On the morning of Oct. 28, Jerry England received a call from his neighbor telling him the sign in front of his Shakopee home had been damaged.

England returned to find one of his stained glass pieces that he was displaying in his yard smashed up and vandalized.

England has worked in the stained glass art medium for over 45 years. He said in all his time as an artist, none of his pieces have ever been vandalized.

“I felt bad for the person who did this,” England said. “I thought, ‘Oh man, this person’s in trouble, and I’m gonna try to save that person.’”

Five minutes after discovering the vandalized artwork, England posted on Facebook about the incident. He also offered a unique solution to the situation — an apprenticeship for the perpetrator.

“In my quest to turn a negative into a positive, I want to help this person who is obviously angry,” England wrote in his post.

England proposed he would teach the person how to repair the damaged art and create other stained glass pieces.

He said he decided to offer an apprenticeship after recalling how important art was in helping him face his own anger. England served in the Vietnam War and said he returned in 1975 filled with anger toward people, especially those who had not served.

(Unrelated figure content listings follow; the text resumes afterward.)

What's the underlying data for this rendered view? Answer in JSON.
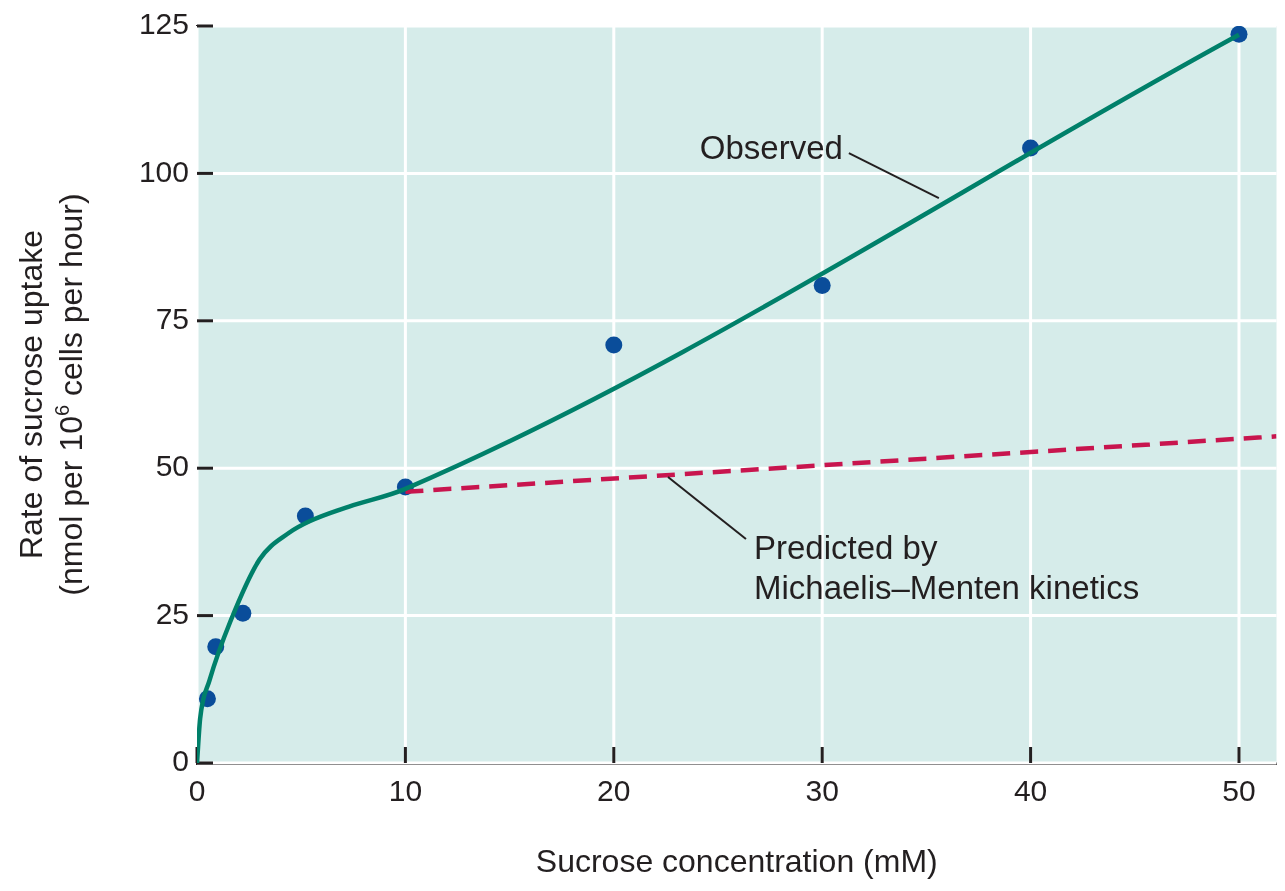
{
  "chart_data": {
    "type": "line",
    "xlabel": "Sucrose concentration (mM)",
    "ylabel": "Rate of sucrose uptake (nmol per 10$^{6}$ cells per hour)",
    "xlim": [
      0,
      51.8
    ],
    "xticks": [
      0,
      10,
      20,
      30,
      40,
      50
    ],
    "ylim": [
      0,
      125
    ],
    "yticks": [
      0,
      25,
      50,
      75,
      100,
      125
    ],
    "grid": true,
    "series": [
      {
        "color": "#00806a",
        "line_style": "solid",
        "marker": "none",
        "x": [
          0,
          0.15,
          0.6,
          1.6,
          3,
          4.4,
          5.4,
          7.3,
          10,
          50
        ],
        "values": [
          0,
          7.5,
          14,
          24,
          34.5,
          39,
          41,
          43.5,
          46.5,
          123.5
        ]
      },
      {
        "color": "#c8154e",
        "line_style": "dashed",
        "marker": "none",
        "x": [
          10,
          51.8
        ],
        "values": [
          46,
          55.4
        ]
      },
      {
        "type": "scatter",
        "color": "#0a4d9a",
        "marker": "circle",
        "x": [
          0.5,
          0.9,
          2.2,
          5.2,
          10,
          20,
          30,
          40,
          50
        ],
        "values": [
          10.9,
          19.7,
          25.4,
          41.9,
          46.8,
          70.9,
          81,
          104.3,
          123.6
        ]
      }
    ],
    "annotations": [
      {
        "text": "Observed",
        "x": 35.6,
        "y": 95.8
      },
      {
        "text": "Predicted by Michaelis–Menten kinetics",
        "x": 22.6,
        "y": 48.5
      }
    ]
  }
}
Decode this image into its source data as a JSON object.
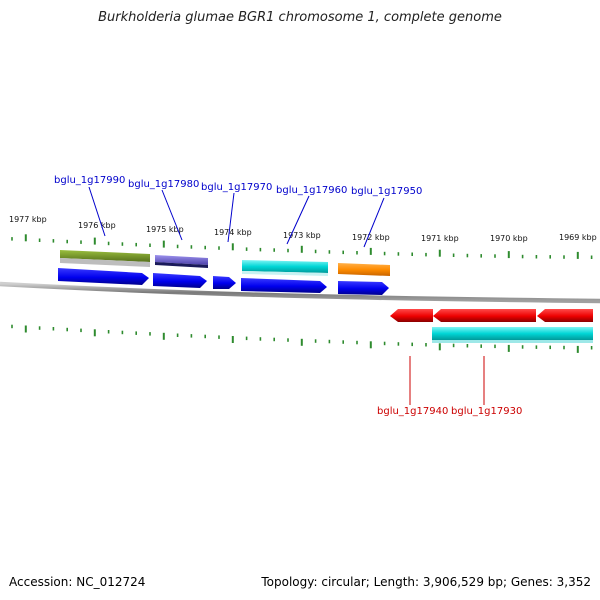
{
  "title": "Burkholderia glumae BGR1 chromosome 1, complete genome",
  "accession": "Accession: NC_012724",
  "summary": "Topology: circular; Length: 3,906,529 bp; Genes: 3,352",
  "ticks_kbp": [
    {
      "label": "1977 kbp"
    },
    {
      "label": "1976 kbp"
    },
    {
      "label": "1975 kbp"
    },
    {
      "label": "1974 kbp"
    },
    {
      "label": "1973 kbp"
    },
    {
      "label": "1972 kbp"
    },
    {
      "label": "1971 kbp"
    },
    {
      "label": "1970 kbp"
    },
    {
      "label": "1969 kbp"
    }
  ],
  "genes": [
    {
      "id": "bglu_1g17990",
      "strand": "forward",
      "color": "#0000cc"
    },
    {
      "id": "bglu_1g17980",
      "strand": "forward",
      "color": "#0000cc"
    },
    {
      "id": "bglu_1g17970",
      "strand": "forward",
      "color": "#0000cc"
    },
    {
      "id": "bglu_1g17960",
      "strand": "forward",
      "color": "#0000cc"
    },
    {
      "id": "bglu_1g17950",
      "strand": "forward",
      "color": "#0000cc"
    },
    {
      "id": "bglu_1g17940",
      "strand": "reverse",
      "color": "#cc0000"
    },
    {
      "id": "bglu_1g17930",
      "strand": "reverse",
      "color": "#cc0000"
    }
  ],
  "colors": {
    "tick": "#2e8b2e",
    "backbone": "#808080",
    "forward_cds": "#0000ee",
    "reverse_cds": "#ee0000",
    "feature_olive": "#6b8e23",
    "feature_slate": "#6a5acd",
    "feature_cyan": "#00cccc",
    "feature_orange": "#ff8c00"
  }
}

Turning to stained glass art became a healthy, creative outlet for England that he said changed his life forever.

“I was a bomb ready to go off … but then I got into this,” England said. “This saved my life. I took all that hostility and had this cleanse me.”

England has worked with stained glass art ever since, creating intricately designed windows, doors, lamps and other decorative pieces. While he has experience with multiple art mediums, he said stained glass art is the one he fell in love with.

England moved to Shakopee around 30 years ago and has crafted artwork for a number of community members as well as local businesses and organizations ever since. He said he spends around 60 hours a week on his stained glass art, working out of his garage he turned into a workspace studio.

He also keeps the community involved with his work through filming his artistic process and posting the videos on his personal Facebook profile.

He said he does this to teach people about an art form that is unfamiliar to many.

“I take people through my videos from the conception and drawing all the way to the end so people see how this is done,” England said. “I’m trying to preserve the history of the craft.”

England said he never received a response from the person who vandalized his artwork, but is glad he tried his best to reach out.

After the Facebook post, England did receive hundreds of online messages sent his way from Shakopee citizens praising his work and complimenting his generous gesture.

He said he appreciates all the kind words and is grateful for all the relationships he’s built in Shakopee and beyond because of his work.

“I’m proud of this work because I put the time and effort in,” England said. “This is something I so dearly love to do.”